The image sensor mounted on the Galaxy S20 Ultra is based on Samsung's recently developed 'Iscell Bright HM1'. It contained 118 million pixels in an area of 1 / 1.33 inches. The simple resolution is 12,000 pixels horizontally and 9,000 pixels vertically. The current offering of the largest number of pixels in the 35mm film format is Sony's Alpha 7R Mark 4, which is more than 71 million pixels (9,504 pixels by 6,336 pixels).
A typical image sensor follows a Bayer pattern format in which pixels of red, blue, green, etc. are arranged in a mosaic form. There are some exceptions (Foveon), but most image sensors are designed in Bayer format. In general, RG / GB pixels are grouped to process information. However, all the dots are black and white pixels that only detect brightness, and the actual dots are colored filters on the black and white pixels.
Samsung Electronics has accumulated a total of 180 million pixels. The size of the pixel is 0.0008 mm in terms of 0.8 micrometers. Using this simple calculation, a sensor measuring 9.6mm in width and 7.2mm in length is created. The 1-inch sensor is about 12.8mm wide and 9.6mm long, so it can be measured to some extent.
Although small, the sensor supports effective shooting day and night because of its 'Nonacell' technology. Nona here means 9, and the key is to get 9 more pixels into the sensor to get more light. The larger the light-receiving area, the more advantageous for information processing. Through this, the Galaxy S20 Ultra can obtain a high-resolution output of 18 million pixels or high sensitivity of 12 million pixels depending on the situation.
This raises a small question.
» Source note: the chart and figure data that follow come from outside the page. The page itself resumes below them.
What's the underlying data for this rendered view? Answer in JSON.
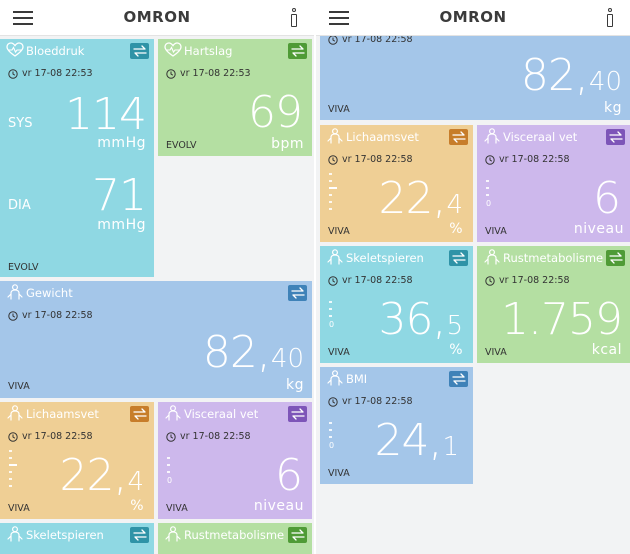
{
  "app": {
    "logo": "OMRON"
  },
  "icons": {
    "menu": "hamburger-icon",
    "info": "info-icon",
    "swap": "swap-arrows-icon",
    "clock": "clock-icon",
    "heart": "heart-icon",
    "person": "person-icon",
    "scale": "body-fat-scale-icon"
  },
  "colors": {
    "blue": "#a4c6e9",
    "teal": "#8fd8e3",
    "green": "#b4dfa2",
    "orange": "#efcf95",
    "purple": "#cdb8ec"
  },
  "left": {
    "bloeddruk": {
      "title": "Bloeddruk",
      "time": "vr 17-08 22:53",
      "sys_label": "SYS",
      "sys_value": "114",
      "sys_unit": "mmHg",
      "dia_label": "DIA",
      "dia_value": "71",
      "dia_unit": "mmHg",
      "device": "EVOLV"
    },
    "hartslag": {
      "title": "Hartslag",
      "time": "vr 17-08 22:53",
      "value": "69",
      "unit": "bpm",
      "device": "EVOLV"
    },
    "gewicht": {
      "title": "Gewicht",
      "time": "vr 17-08 22:58",
      "value_int": "82",
      "value_sep": ",",
      "value_dec": "40",
      "unit": "kg",
      "device": "VIVA"
    },
    "lichaamsvet": {
      "title": "Lichaamsvet",
      "time": "vr 17-08 22:58",
      "value_int": "22",
      "value_sep": ",",
      "value_dec": "4",
      "unit": "%",
      "device": "VIVA"
    },
    "visceraal": {
      "title": "Visceraal vet",
      "time": "vr 17-08 22:58",
      "value": "6",
      "unit": "niveau",
      "scale_zero": "0",
      "device": "VIVA"
    },
    "skeletspieren": {
      "title": "Skeletspieren"
    },
    "rustmetabolisme": {
      "title": "Rustmetabolisme"
    }
  },
  "right": {
    "gewicht": {
      "time": "vr 17-08 22:58",
      "value_int": "82",
      "value_sep": ",",
      "value_dec": "40",
      "unit": "kg",
      "device": "VIVA"
    },
    "lichaamsvet": {
      "title": "Lichaamsvet",
      "time": "vr 17-08 22:58",
      "value_int": "22",
      "value_sep": ",",
      "value_dec": "4",
      "unit": "%",
      "device": "VIVA"
    },
    "visceraal": {
      "title": "Visceraal vet",
      "time": "vr 17-08 22:58",
      "value": "6",
      "unit": "niveau",
      "scale_zero": "0",
      "device": "VIVA"
    },
    "skeletspieren": {
      "title": "Skeletspieren",
      "time": "vr 17-08 22:58",
      "value_int": "36",
      "value_sep": ",",
      "value_dec": "5",
      "unit": "%",
      "scale_zero": "0",
      "device": "VIVA"
    },
    "rustmetabolisme": {
      "title": "Rustmetabolisme",
      "time": "vr 17-08 22:58",
      "value": "1.759",
      "unit": "kcal",
      "device": "VIVA"
    },
    "bmi": {
      "title": "BMI",
      "time": "vr 17-08 22:58",
      "value_int": "24",
      "value_sep": ",",
      "value_dec": "1",
      "scale_zero": "0",
      "device": "VIVA"
    }
  }
}
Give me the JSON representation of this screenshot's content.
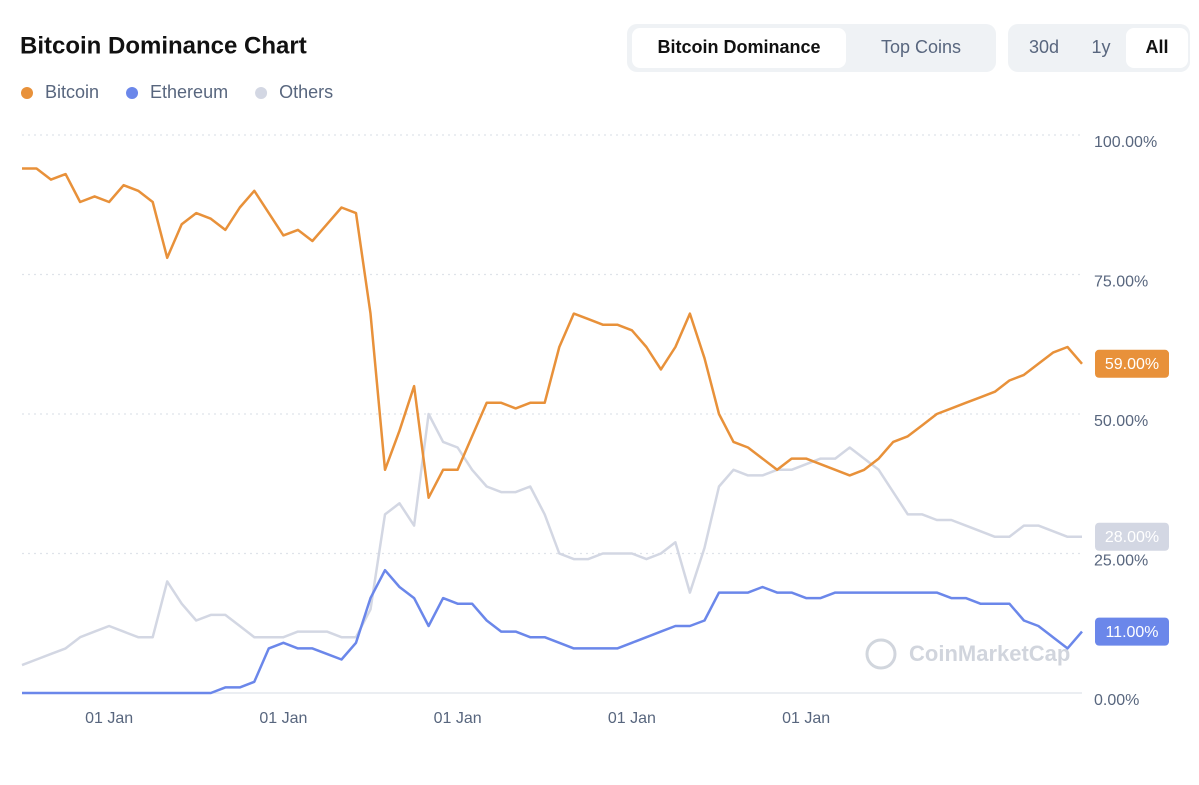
{
  "chart_data": {
    "type": "line",
    "title": "Bitcoin Dominance Chart",
    "categories": [
      null,
      null,
      null,
      null,
      null,
      null,
      "01 Jan",
      null,
      null,
      null,
      null,
      null,
      null,
      null,
      null,
      null,
      null,
      null,
      "01 Jan",
      null,
      null,
      null,
      null,
      null,
      null,
      null,
      null,
      null,
      null,
      null,
      "01 Jan",
      null,
      null,
      null,
      null,
      null,
      null,
      null,
      null,
      null,
      null,
      null,
      "01 Jan",
      null,
      null,
      null,
      null,
      null,
      null,
      null,
      null,
      null,
      null,
      null,
      "01 Jan",
      null,
      null,
      null,
      null,
      null,
      null,
      null,
      null,
      null,
      null,
      null,
      null,
      null,
      null,
      null,
      null,
      null,
      null,
      null
    ],
    "series": [
      {
        "name": "Bitcoin",
        "color": "#e8913a",
        "last_label": "59.00%",
        "values": [
          94,
          94,
          92,
          93,
          88,
          89,
          88,
          91,
          90,
          88,
          78,
          84,
          86,
          85,
          83,
          87,
          90,
          86,
          82,
          83,
          81,
          84,
          87,
          86,
          68,
          40,
          47,
          55,
          35,
          40,
          40,
          46,
          52,
          52,
          51,
          52,
          52,
          62,
          68,
          67,
          66,
          66,
          65,
          62,
          58,
          62,
          68,
          60,
          50,
          45,
          44,
          42,
          40,
          42,
          42,
          41,
          40,
          39,
          40,
          42,
          45,
          46,
          48,
          50,
          51,
          52,
          53,
          54,
          56,
          57,
          59,
          61,
          62,
          59
        ]
      },
      {
        "name": "Ethereum",
        "color": "#6b87ea",
        "last_label": "11.00%",
        "values": [
          0,
          0,
          0,
          0,
          0,
          0,
          0,
          0,
          0,
          0,
          0,
          0,
          0,
          0,
          1,
          1,
          2,
          8,
          9,
          8,
          8,
          7,
          6,
          9,
          17,
          22,
          19,
          17,
          12,
          17,
          16,
          16,
          13,
          11,
          11,
          10,
          10,
          9,
          8,
          8,
          8,
          8,
          9,
          10,
          11,
          12,
          12,
          13,
          18,
          18,
          18,
          19,
          18,
          18,
          17,
          17,
          18,
          18,
          18,
          18,
          18,
          18,
          18,
          18,
          17,
          17,
          16,
          16,
          16,
          13,
          12,
          10,
          8,
          11
        ]
      },
      {
        "name": "Others",
        "color": "#d3d7e3",
        "last_label": "28.00%",
        "values": [
          5,
          6,
          7,
          8,
          10,
          11,
          12,
          11,
          10,
          10,
          20,
          16,
          13,
          14,
          14,
          12,
          10,
          10,
          10,
          11,
          11,
          11,
          10,
          10,
          15,
          32,
          34,
          30,
          50,
          45,
          44,
          40,
          37,
          36,
          36,
          37,
          32,
          25,
          24,
          24,
          25,
          25,
          25,
          24,
          25,
          27,
          18,
          26,
          37,
          40,
          39,
          39,
          40,
          40,
          41,
          42,
          42,
          44,
          42,
          40,
          36,
          32,
          32,
          31,
          31,
          30,
          29,
          28,
          28,
          30,
          30,
          29,
          28,
          28
        ]
      }
    ],
    "ylim": [
      0,
      100
    ],
    "yticks": [
      {
        "value": 0,
        "label": "0.00%"
      },
      {
        "value": 25,
        "label": "25.00%"
      },
      {
        "value": 50,
        "label": "50.00%"
      },
      {
        "value": 75,
        "label": "75.00%"
      },
      {
        "value": 100,
        "label": "100.00%"
      }
    ],
    "grid": true
  },
  "ui": {
    "tabs": [
      "Bitcoin Dominance",
      "Top Coins"
    ],
    "selected_tab": 0,
    "ranges": [
      "30d",
      "1y",
      "All"
    ],
    "selected_range": 2,
    "watermark": "CoinMarketCap"
  }
}
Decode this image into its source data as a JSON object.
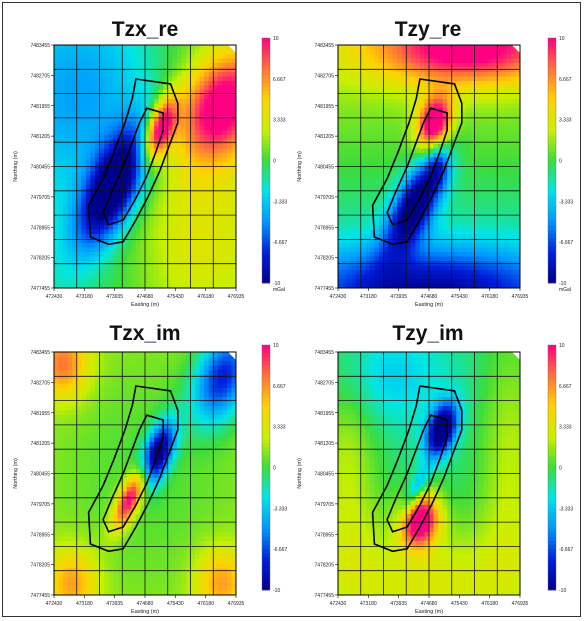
{
  "chart_data": [
    {
      "type": "heatmap",
      "title": "Tzx_re",
      "xlabel": "Easting (m)",
      "ylabel": "Northing (m)",
      "x_ticks": [
        "472430",
        "473180",
        "473935",
        "474680",
        "475430",
        "476180",
        "476935"
      ],
      "y_ticks": [
        "7483455",
        "7482705",
        "7481955",
        "7481205",
        "7480455",
        "7479705",
        "7478955",
        "7478205",
        "7477455"
      ],
      "colorbar": {
        "ticks": [
          "10",
          "6.667",
          "3.333",
          "0",
          "-3.333",
          "-6.667",
          "-10"
        ],
        "unit": "mGal",
        "range": [
          -10,
          10
        ]
      },
      "field": {
        "base": 0,
        "gradient": {
          "value": -2.6,
          "dx": -0.45,
          "dy": 0.05
        },
        "blobs": [
          {
            "x": 0.33,
            "y": 0.58,
            "value": -12,
            "sx": 0.09,
            "sy": 0.2,
            "rot": 0.62
          },
          {
            "x": 0.58,
            "y": 0.35,
            "value": 12,
            "sx": 0.05,
            "sy": 0.1,
            "rot": 0.5
          },
          {
            "x": 0.92,
            "y": 0.25,
            "value": 10,
            "sx": 0.13,
            "sy": 0.18,
            "rot": 0.9
          },
          {
            "x": 0.75,
            "y": 0.72,
            "value": 3,
            "sx": 0.25,
            "sy": 0.35,
            "rot": 0
          },
          {
            "x": 0.2,
            "y": 0.2,
            "value": -4,
            "sx": 0.3,
            "sy": 0.3,
            "rot": 0
          }
        ]
      }
    },
    {
      "type": "heatmap",
      "title": "Tzy_re",
      "xlabel": "Easting (m)",
      "ylabel": "Northing (m)",
      "x_ticks": [
        "472430",
        "473180",
        "473935",
        "474680",
        "475430",
        "476180",
        "476935"
      ],
      "y_ticks": [
        "7483455",
        "7482705",
        "7481955",
        "7481205",
        "7480455",
        "7479705",
        "7478955",
        "7478205",
        "7477455"
      ],
      "colorbar": {
        "ticks": [
          "10",
          "6.667",
          "3.333",
          "0",
          "-3.333",
          "-6.667",
          "-10"
        ],
        "unit": "mGal",
        "range": [
          -10,
          10
        ]
      },
      "field": {
        "base": 0,
        "gradient": {
          "value": 2.5,
          "dx": 0,
          "dy": -1.0
        },
        "blobs": [
          {
            "x": 0.53,
            "y": 0.32,
            "value": 12,
            "sx": 0.06,
            "sy": 0.08,
            "rot": 0.5
          },
          {
            "x": 0.43,
            "y": 0.65,
            "value": -11,
            "sx": 0.07,
            "sy": 0.16,
            "rot": 0.62
          },
          {
            "x": 0.7,
            "y": 0.02,
            "value": 9,
            "sx": 0.35,
            "sy": 0.1,
            "rot": 0
          },
          {
            "x": 0.5,
            "y": 1.0,
            "value": -7,
            "sx": 0.5,
            "sy": 0.12,
            "rot": 0
          },
          {
            "x": 0.55,
            "y": 0.5,
            "value": -4,
            "sx": 0.04,
            "sy": 0.06,
            "rot": 0
          }
        ]
      }
    },
    {
      "type": "heatmap",
      "title": "Tzx_im",
      "xlabel": "Easting (m)",
      "ylabel": "Northing (m)",
      "x_ticks": [
        "472430",
        "473180",
        "473935",
        "474680",
        "475430",
        "476180",
        "476935"
      ],
      "y_ticks": [
        "7483455",
        "7482705",
        "7481955",
        "7481205",
        "7480455",
        "7479705",
        "7478955",
        "7478205",
        "7477455"
      ],
      "colorbar": {
        "ticks": [
          "10",
          "6.667",
          "3.333",
          "0",
          "-3.333",
          "-6.667",
          "-10"
        ],
        "unit": "",
        "range": [
          -10,
          10
        ]
      },
      "field": {
        "base": 1.8,
        "gradient": {
          "value": 0,
          "dx": 0,
          "dy": 0
        },
        "blobs": [
          {
            "x": 0.57,
            "y": 0.42,
            "value": -12,
            "sx": 0.05,
            "sy": 0.1,
            "rot": 0.5
          },
          {
            "x": 0.42,
            "y": 0.6,
            "value": 10,
            "sx": 0.04,
            "sy": 0.1,
            "rot": 0.6
          },
          {
            "x": 0.93,
            "y": 0.1,
            "value": -9,
            "sx": 0.1,
            "sy": 0.15,
            "rot": 0.6
          },
          {
            "x": 0.05,
            "y": 0.05,
            "value": 6,
            "sx": 0.1,
            "sy": 0.1,
            "rot": 0
          },
          {
            "x": 0.1,
            "y": 0.95,
            "value": 5,
            "sx": 0.1,
            "sy": 0.1,
            "rot": 0
          },
          {
            "x": 0.92,
            "y": 0.95,
            "value": 5,
            "sx": 0.1,
            "sy": 0.1,
            "rot": 0
          },
          {
            "x": 0.5,
            "y": 0.5,
            "value": -1.5,
            "sx": 0.4,
            "sy": 0.4,
            "rot": 0
          }
        ]
      }
    },
    {
      "type": "heatmap",
      "title": "Tzy_im",
      "xlabel": "Easting (m)",
      "ylabel": "Northing (m)",
      "x_ticks": [
        "472430",
        "473180",
        "473935",
        "474680",
        "475430",
        "476180",
        "476935"
      ],
      "y_ticks": [
        "7483455",
        "7482705",
        "7481955",
        "7481205",
        "7480455",
        "7479705",
        "7478955",
        "7478205",
        "7477455"
      ],
      "colorbar": {
        "ticks": [
          "10",
          "6.667",
          "3.333",
          "0",
          "-3.333",
          "-6.667",
          "-10"
        ],
        "unit": "",
        "range": [
          -10,
          10
        ]
      },
      "field": {
        "base": -0.8,
        "gradient": {
          "value": 0,
          "dx": 0,
          "dy": 0
        },
        "blobs": [
          {
            "x": 0.57,
            "y": 0.32,
            "value": -12,
            "sx": 0.05,
            "sy": 0.08,
            "rot": 0.5
          },
          {
            "x": 0.42,
            "y": 0.58,
            "value": -5,
            "sx": 0.03,
            "sy": 0.08,
            "rot": 0.6
          },
          {
            "x": 0.45,
            "y": 0.69,
            "value": 12,
            "sx": 0.07,
            "sy": 0.08,
            "rot": 0.6
          },
          {
            "x": 0.5,
            "y": 0.95,
            "value": 4,
            "sx": 0.4,
            "sy": 0.18,
            "rot": 0
          },
          {
            "x": 0.05,
            "y": 0.5,
            "value": 3,
            "sx": 0.12,
            "sy": 0.4,
            "rot": 0
          },
          {
            "x": 0.95,
            "y": 0.5,
            "value": 3,
            "sx": 0.12,
            "sy": 0.4,
            "rot": 0
          },
          {
            "x": 0.25,
            "y": 0.1,
            "value": -2.5,
            "sx": 0.25,
            "sy": 0.15,
            "rot": 0
          }
        ]
      }
    }
  ]
}
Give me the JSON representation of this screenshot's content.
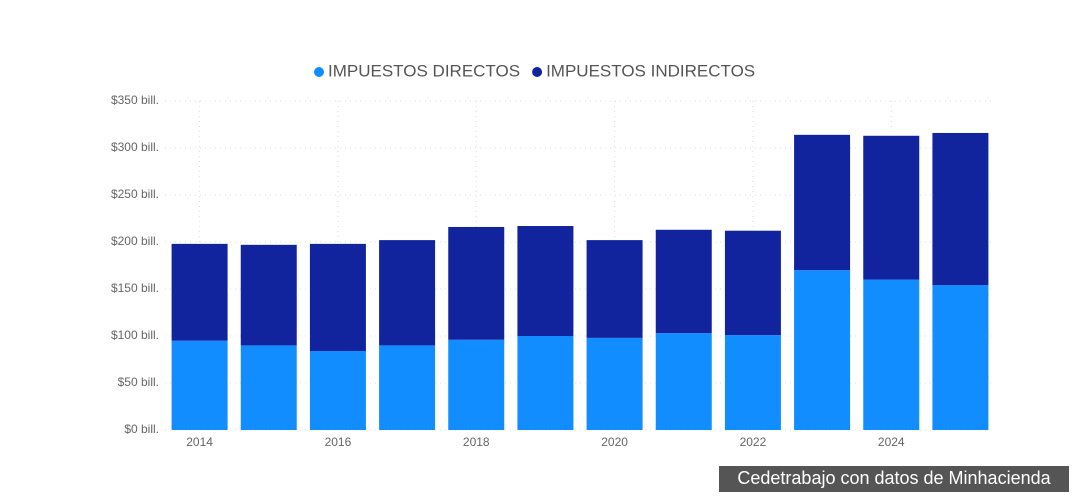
{
  "chart_data": {
    "type": "stacked_bar",
    "categories": [
      "2014",
      null,
      "2016",
      null,
      "2018",
      null,
      "2020",
      null,
      "2022",
      null,
      "2024",
      null
    ],
    "series": [
      {
        "name": "IMPUESTOS DIRECTOS",
        "color": "#118dff",
        "values": [
          95,
          90,
          84,
          90,
          96,
          100,
          98,
          103,
          101,
          170,
          160,
          154
        ]
      },
      {
        "name": "IMPUESTOS INDIRECTOS",
        "color": "#12239e",
        "values": [
          103,
          107,
          114,
          112,
          120,
          117,
          104,
          110,
          111,
          144,
          153,
          162
        ]
      }
    ],
    "ylim": [
      0,
      350
    ],
    "yticks": [
      {
        "value": 0,
        "label": "$0 bill."
      },
      {
        "value": 50,
        "label": "$50 bill."
      },
      {
        "value": 100,
        "label": "$100 bill."
      },
      {
        "value": 150,
        "label": "$150 bill."
      },
      {
        "value": 200,
        "label": "$200 bill."
      },
      {
        "value": 250,
        "label": "$250 bill."
      },
      {
        "value": 300,
        "label": "$300 bill."
      },
      {
        "value": 350,
        "label": "$350 bill."
      }
    ],
    "grid": true,
    "source": "Cedetrabajo con datos de Minhacienda"
  }
}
Under normal Bayer pattern sensors, it is not possible to make 9 sensors by combining surrounding pixel information by any means. The color filter itself is an immutable physical element. So how did the Isocell Bright HM1 sensor record 18 million pixels and 12 million pixels high sensitivity results?
This can be found in some of the information disclosed by Samsung Electronics. Information in the Samsung newsroom states that the new image sensor achieves high image quality by switching between pixel rearrangement (re-mosaic) and 9-pixel batching (Nona-binning). The high quality of the two approaches is approached in different meanings, but to provide the best quality in each environment.
From here, the ISOCELL bright HM1 sensor is expected to be placed in the form of Nonacell from the outset. Nine RG / GB pixels arranged in pairs. If you need a lot of light in a low-light environment, it will be united as it is, increasing sensitivity, and conversely, if there is enough light to record high-resolution images, each information will be rearranged and converted to 180 million pixels.
The structure chosen for the effective use of small sensors has obvious advantages. One is high capacity but high-resolution recording, the other is a low resolution but the best image quality at night. The advantage is that both provide satisfactory records.
The problem arises not with the 9-pixel grouping but with the pixel reordering process. Increasing sensitivity and recording 12 million pixel images is relatively difficult. On the other hand, the nine pixels that are clustered together require high processing speed and sophisticated pixel array algorithms to produce high-resolution images. How well did Samsung solve this problem? The release of the Galaxy S20 Ultra is getting closer.